Sadauki, while admitting that not all the Project’s targets have been currently met, says he is confident that expectations will be met by next year, noting that there was no need to worry about sustainability. “The system we have put in place is strategic, simple and inexpensive. Governments can afford it, even after TSHIP leaves. It’s simple, just encourage the mothers to attend the clinic and improve the health facilities ensuring that mothers can access them,” he explains.
While this may be considered an over simplification of issues, USAID’s major assumption is that moving forward, the state and local government will allocate the resources needed to support key interventions and increase the long term sustainability of this strategy to deliver on Maternal and Child Health services, among others. However, an analysis of the Bauchi State’s annual budgetary allocation and management makes this assumption risky because the state is heavily in debt and has, in the past year, never increased allocations to maternal and child health.
Community leaders also say they are not convinced that progress made will be sustained or built upon. They base their cynicism on a trend in Nigeria where projects or initiatives are often abandoned when new state governments are elected and by 2015, a new administration is expected to take over.

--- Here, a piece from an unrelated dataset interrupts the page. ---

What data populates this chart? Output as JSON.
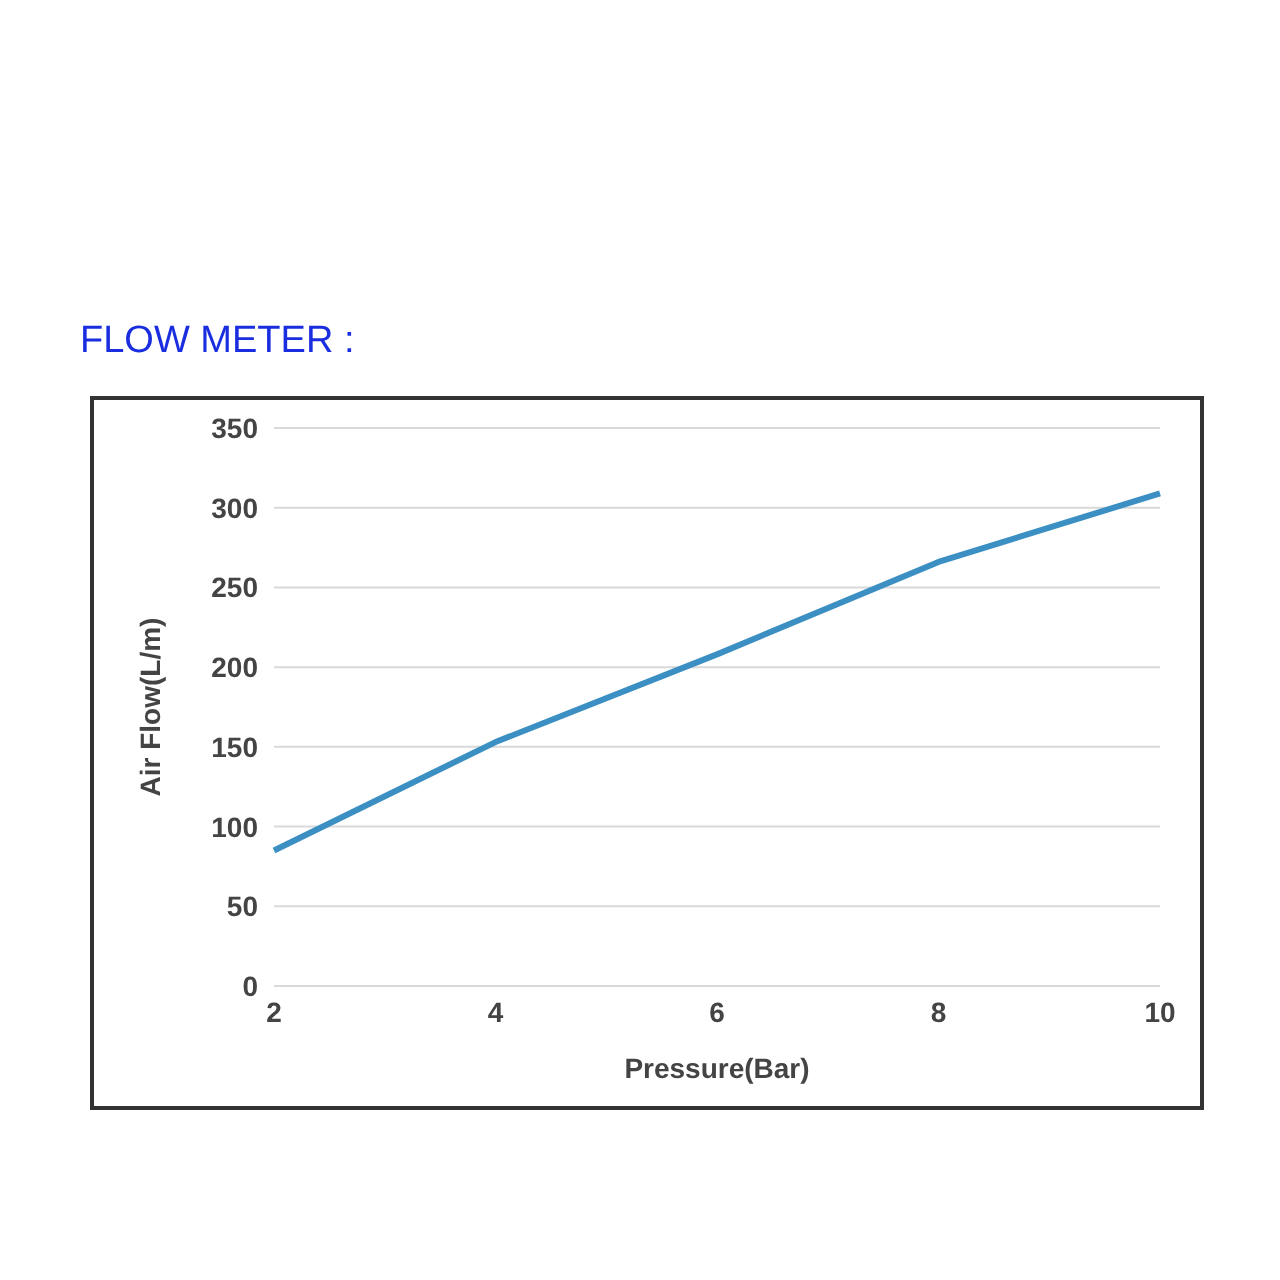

“We hope that things will be sustained but you know how these things are, we had seen it before. Even to the benches we have at the clinic, TSHIP provided. They renovated the clinic too. So we are partially worried about things because how far can our little contributions from the associations go when the project ends,” says Aliyu Mamuda, a 44-year-old secretary of a Ward Development Committee (WDC).
WDCs are groups made up of representatives from existing village associations in the ward, and “serve as the supreme body for the functions of the health centre and other development activities carried out in the ward.” For example, several health facilities though having benefited from great cosmetic upgrades courtesy of the Project had no medicines. "The WDCs address this shortage by ‘taxing’ members and creating a purse with which they purchase medicine to stock the facility. They also employ other means of resources advocacy which TSHIP taught us.”
Although this means the people are taking charge of the situation, it is admittedly a flawed state of affairs because it means the communities are now taking the responsibilities of the authorities that should maintain the health centers and ensure a stock up on essential medicine.